Her translucent skin glowed like her eyes, and her body scintillated against the air, as if trying to shed that skin. Her bones pushed sharply against her skin, and her eyes were no longer round, but slanted and narrow, and her face was no longer soft, but sharp like a snout. The talon that I had always felt but always doubted was forcing its way through the empty shell of what used to be her hands. The glow raised in intensity and then exploded into brilliant points of light falling away from her reptilian shape, her slanted dragon head. Half her body was already sinking into the pit, and I looked away.

She screamed at my rejection, though to this day I do not know if I turned from the sight of her transformation or from her descent into darkness that I was helpless to stop. The scream cut off as the pit ate her whole.

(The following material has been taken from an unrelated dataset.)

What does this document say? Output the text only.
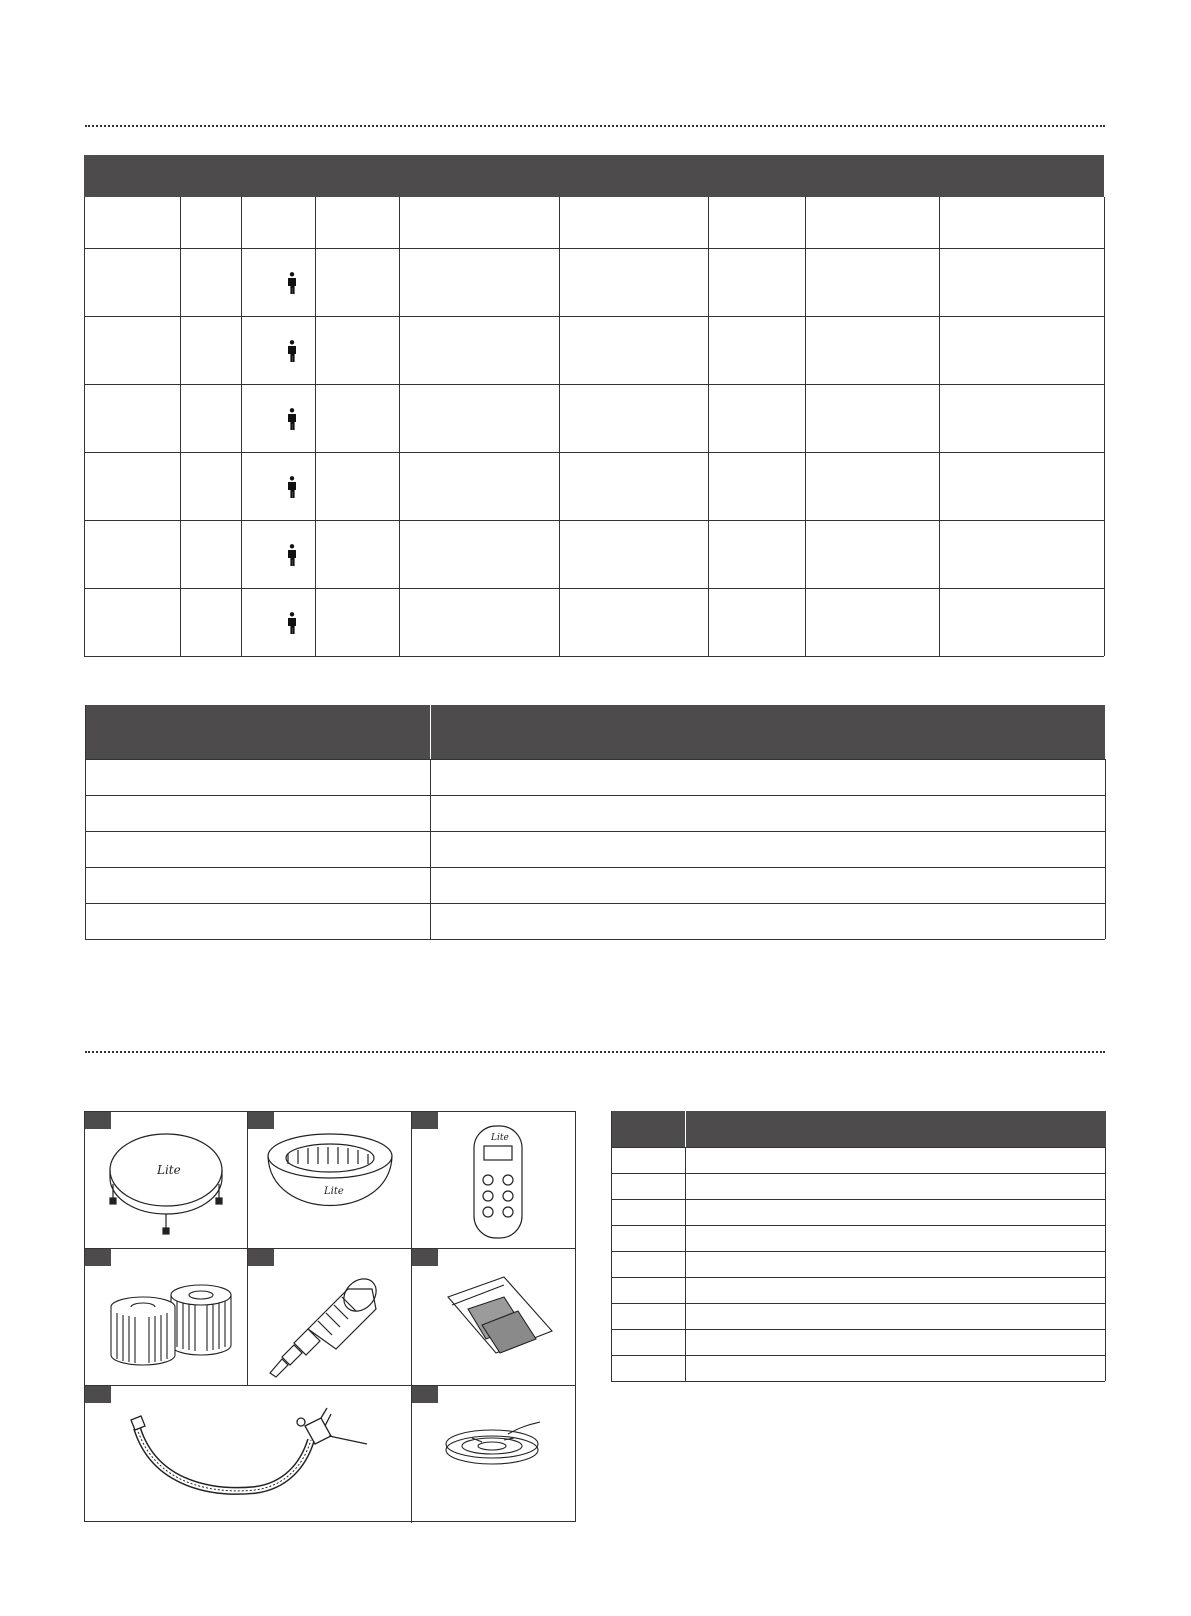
Lite
Lite
Lite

The man by my side helped me to stand. It was Ty, and he was still in an apron from the café. I decked him. It made my hand hurt, and didn’t make me feel better at all. Other men came up to restrain me, but he waved them off.

“It’s okay. He earned that one.” Ty shook his head and touched his hand to his bleeding lip. One of the other men helped him stand.

“I’m sorry,” Ty said. “She couldn’t stay with you. She wasn’t real.”

I looked back at the pit. I looked at Ty. “You saw her.”

“Yes,” he said. “That was the problem. She was nothing but a harmless sprite, a creature that barely exists. You gave her true life. You believed in her so much that she became real.”

“And you,” I said, “could not let a miracle be.”

“She doesn’t belong with people,” Ty said. “She is not a person. She is a wish made flesh. And you cannot hold onto wishes.”

“Maybe you can’t,” I said, “but I can.”

“This is the way that the world is,” Ty said. “There’s nothing more I can say.” He gestured. The strange landscape faded. It was night, the fountain flowed, the café smelled delectable, the park smelled damp, and I was alone.